兄弟と司祭たちは毎朝午前10時頃にアーカイブの近くの部屋にカプチーノとカフェラテを求めて集まった。イタリアに行ったことがある人なら誰でも分かる通り、イタリアのコーヒーは世界で最高だろう。タイラーは健康的な生活習慣の一環としてコーヒーを避けていたが、ここでは自制心を捨ててコーヒー中毒になってしまった。

私たちは小さな部屋でさまざまな種類の博士号を持った約 10 人のイエズス会士と一緒に立っていた。彼らは皆、天体物理学、天文学、および関連分野など、何らかの形で宇宙に関係していた。

「私たちの書庫で何を探していますか?」兄弟の一人が尋ねた。

UFO をテーマにした本を書いていると言うつもりはなかった。そんなことを言えば、すぐに私たちはこれらの素晴らしい学者たちから疎遠になっていたかもしれない。私は本当のことを話したが、「UFO」という言葉は使わなかった。

「私たちは空中現象の実例を探しています。」

「空中現象?」他の何人かは立って私たちを見つめていた。

「はい。」

数秒待ってから笑い声が起こった。私はほっとした。それで会話は終わった。

はっきり言っておくが、バチカン天文台のイエズス会士は積極的にUFOを捜索していないし、UFO学に関連した活動もしていない。ガイ兄弟は素晴らしいユーモアのセンスを持っており、文脈を無視して取り出された彼のジョークやコメントのいくつかは、カトリック教会に関する陰謀論に影響を及ぼした。

これらの科学者たちが行っていることは、科学が宗教と両立できることを明らかにしていることだ。そして彼らはそれを非常に効果的に行っているので、ガイ兄弟が自分の召命について語るのを聞いた後、バプテストの科学者の同僚はカトリック教徒になることを選んだ。

私たちが書庫に来た最初の朝、ガイ兄弟はドアに頭を突っ込んで私たちを覗き込んだ。私たちはその日読みたい本を探すのに忙しかった。

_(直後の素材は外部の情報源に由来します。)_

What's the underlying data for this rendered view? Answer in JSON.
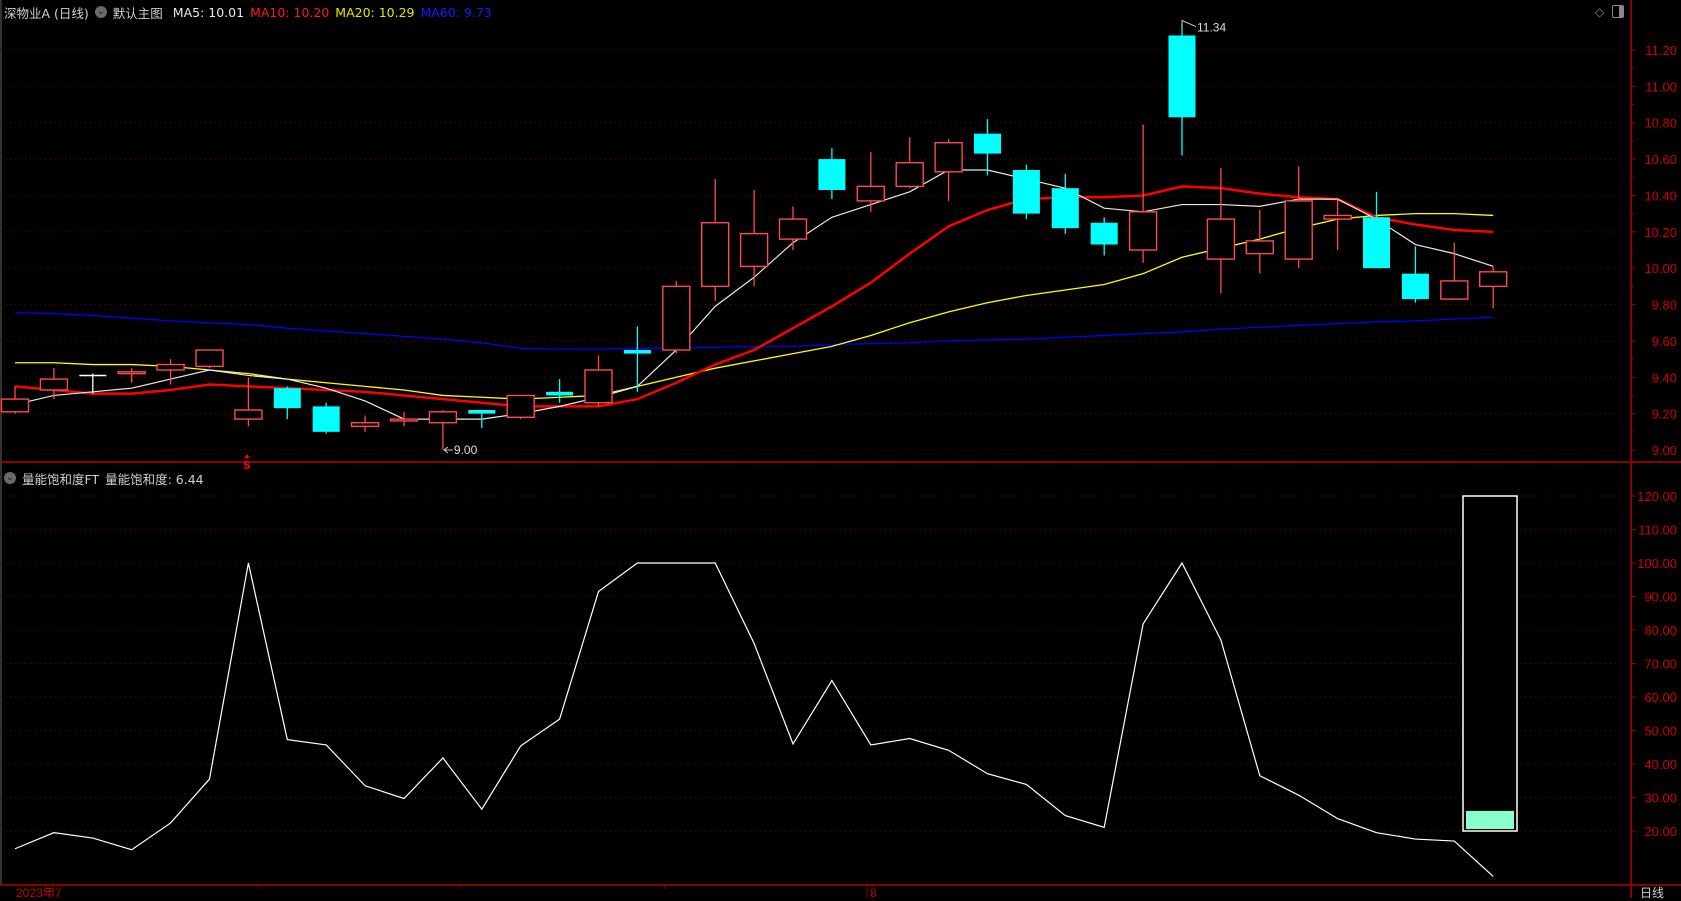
{
  "main_header": {
    "symbol": "深物业A (日线)",
    "template": "默认主图",
    "ma5": "MA5: 10.01",
    "ma10": "MA10: 10.20",
    "ma20": "MA20: 10.29",
    "ma60": "MA60: 9.73"
  },
  "indicator_header": {
    "name": "量能饱和度FT",
    "value": "量能饱和度: 6.44"
  },
  "timeframe_label": "日线",
  "colors": {
    "up": "#ff4a4a",
    "down": "#00ffff",
    "ma5": "#e8e8e8",
    "ma10": "#ff0000",
    "ma20": "#ffff00",
    "ma60": "#0000ff",
    "axis": "#8b0000",
    "axis_text": "#cc0000",
    "gauge_fill": "#88ffcc"
  },
  "icons": [
    "chevron-down-icon",
    "diamond-icon",
    "panel-toggle-icon"
  ],
  "markers": {
    "high_label": "11.34",
    "low_label": "9.00",
    "signal": "S"
  },
  "chart_data": [
    {
      "type": "candlestick",
      "ylim": [
        9.0,
        11.2
      ],
      "y_ticks": [
        "11.20",
        "11.00",
        "10.80",
        "10.60",
        "10.40",
        "10.20",
        "10.00",
        "9.80",
        "9.60",
        "9.40",
        "9.20",
        "9.00"
      ],
      "x_labels": [
        "2023年7",
        "8"
      ],
      "grid": true,
      "ohlc": [
        [
          9.21,
          9.35,
          9.2,
          9.28
        ],
        [
          9.33,
          9.45,
          9.28,
          9.39
        ],
        [
          9.41,
          9.42,
          9.31,
          9.41
        ],
        [
          9.42,
          9.45,
          9.37,
          9.43
        ],
        [
          9.44,
          9.5,
          9.36,
          9.47
        ],
        [
          9.46,
          9.55,
          9.45,
          9.55
        ],
        [
          9.17,
          9.4,
          9.13,
          9.22
        ],
        [
          9.34,
          9.35,
          9.17,
          9.23
        ],
        [
          9.24,
          9.26,
          9.09,
          9.1
        ],
        [
          9.13,
          9.19,
          9.1,
          9.15
        ],
        [
          9.16,
          9.21,
          9.13,
          9.17
        ],
        [
          9.15,
          9.22,
          9.0,
          9.21
        ],
        [
          9.22,
          9.22,
          9.12,
          9.2
        ],
        [
          9.18,
          9.3,
          9.17,
          9.3
        ],
        [
          9.32,
          9.39,
          9.26,
          9.3
        ],
        [
          9.26,
          9.52,
          9.24,
          9.44
        ],
        [
          9.55,
          9.68,
          9.32,
          9.53
        ],
        [
          9.55,
          9.93,
          9.53,
          9.9
        ],
        [
          9.9,
          10.49,
          9.82,
          10.25
        ],
        [
          10.01,
          10.43,
          9.9,
          10.19
        ],
        [
          10.16,
          10.34,
          10.1,
          10.27
        ],
        [
          10.6,
          10.66,
          10.38,
          10.43
        ],
        [
          10.37,
          10.64,
          10.31,
          10.45
        ],
        [
          10.45,
          10.72,
          10.44,
          10.58
        ],
        [
          10.53,
          10.71,
          10.37,
          10.69
        ],
        [
          10.74,
          10.82,
          10.51,
          10.63
        ],
        [
          10.54,
          10.57,
          10.27,
          10.3
        ],
        [
          10.44,
          10.52,
          10.19,
          10.22
        ],
        [
          10.25,
          10.28,
          10.07,
          10.13
        ],
        [
          10.1,
          10.79,
          10.03,
          10.31
        ],
        [
          11.28,
          11.34,
          10.62,
          10.83
        ],
        [
          10.05,
          10.55,
          9.86,
          10.27
        ],
        [
          10.08,
          10.32,
          9.97,
          10.15
        ],
        [
          10.05,
          10.56,
          10.0,
          10.37
        ],
        [
          10.27,
          10.38,
          10.1,
          10.29
        ],
        [
          10.28,
          10.42,
          10.0,
          10.0
        ],
        [
          9.97,
          10.12,
          9.81,
          9.83
        ],
        [
          9.83,
          10.14,
          9.83,
          9.93
        ],
        [
          9.9,
          10.01,
          9.78,
          9.98
        ]
      ],
      "series": [
        {
          "name": "MA5",
          "values": [
            9.25,
            9.3,
            9.32,
            9.34,
            9.39,
            9.44,
            9.41,
            9.39,
            9.34,
            9.27,
            9.17,
            9.17,
            9.17,
            9.2,
            9.24,
            9.29,
            9.35,
            9.55,
            9.79,
            9.95,
            10.14,
            10.28,
            10.35,
            10.42,
            10.54,
            10.54,
            10.49,
            10.44,
            10.33,
            10.31,
            10.35,
            10.35,
            10.34,
            10.38,
            10.38,
            10.27,
            10.13,
            10.08,
            10.01
          ]
        },
        {
          "name": "MA10",
          "values": [
            9.35,
            9.33,
            9.31,
            9.31,
            9.33,
            9.36,
            9.35,
            9.34,
            9.33,
            9.32,
            9.3,
            9.28,
            9.26,
            9.24,
            9.24,
            9.24,
            9.28,
            9.37,
            9.47,
            9.55,
            9.67,
            9.79,
            9.92,
            10.08,
            10.23,
            10.32,
            10.38,
            10.39,
            10.39,
            10.4,
            10.45,
            10.44,
            10.41,
            10.39,
            10.38,
            10.28,
            10.24,
            10.21,
            10.2
          ]
        },
        {
          "name": "MA20",
          "values": [
            9.48,
            9.48,
            9.47,
            9.47,
            9.46,
            9.44,
            9.42,
            9.39,
            9.37,
            9.35,
            9.33,
            9.3,
            9.29,
            9.28,
            9.29,
            9.3,
            9.35,
            9.4,
            9.45,
            9.49,
            9.53,
            9.57,
            9.63,
            9.7,
            9.76,
            9.81,
            9.85,
            9.88,
            9.91,
            9.97,
            10.06,
            10.11,
            10.16,
            10.22,
            10.27,
            10.29,
            10.3,
            10.3,
            10.29
          ]
        },
        {
          "name": "MA60",
          "values": [
            9.755,
            9.75,
            9.74,
            9.725,
            9.71,
            9.7,
            9.69,
            9.67,
            9.655,
            9.64,
            9.625,
            9.61,
            9.59,
            9.56,
            9.555,
            9.555,
            9.56,
            9.56,
            9.565,
            9.57,
            9.57,
            9.58,
            9.585,
            9.59,
            9.6,
            9.605,
            9.61,
            9.62,
            9.63,
            9.64,
            9.65,
            9.665,
            9.675,
            9.685,
            9.695,
            9.705,
            9.71,
            9.72,
            9.73
          ]
        }
      ]
    },
    {
      "type": "line",
      "ylim": [
        20,
        120
      ],
      "y_ticks": [
        "120.00",
        "110.00",
        "100.00",
        "90.00",
        "80.00",
        "70.00",
        "60.00",
        "50.00",
        "40.00",
        "30.00",
        "20.00"
      ],
      "grid": true,
      "series": [
        {
          "name": "量能饱和度",
          "values": [
            14.7,
            19.5,
            17.9,
            14.4,
            22.4,
            35.5,
            100,
            47.3,
            45.7,
            33.5,
            29.7,
            41.8,
            26.5,
            45.4,
            53.4,
            91.5,
            100,
            100,
            100,
            76,
            46,
            64.9,
            45.7,
            47.6,
            44.1,
            37.1,
            33.9,
            24.6,
            21.1,
            81.8,
            100,
            77,
            36.5,
            30.7,
            23.7,
            19.5,
            17.6,
            17,
            6.44
          ]
        }
      ],
      "gauge": {
        "range": [
          20,
          120
        ],
        "fill": [
          20,
          26
        ]
      }
    }
  ]
}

ガイ兄弟は、望遠鏡が設置されている実際の天文台に向かうところだと言い、彼が欧州宇宙機関の若い科学者のグループに行っている講演に参加しないかと尋ねた。

もちろん参加することにした。私はガイ兄弟の話を何度か聞いており、常にユーモアを交えて語られる彼の洞察が深遠で変革をもたらす可能性があることを知っていた。

この講演は、人生を変えようと燃えていたタイラーに影響を与えるのではないかと感じた。私たちは机から飛び起きて、ガイ兄弟が講演に向けて準備を整えるのを手伝った。

すぐに私たちは車に乗って敷地の庭園を通り、クリスタルブルーの火山湖を見下ろす小さな山の頂上に到着した。息をのむような景色のほかに、私が最初に気づいたのは、朝日に輝いて一列に並んだおしゃれな車の群れだった。それは印象的な光景だった。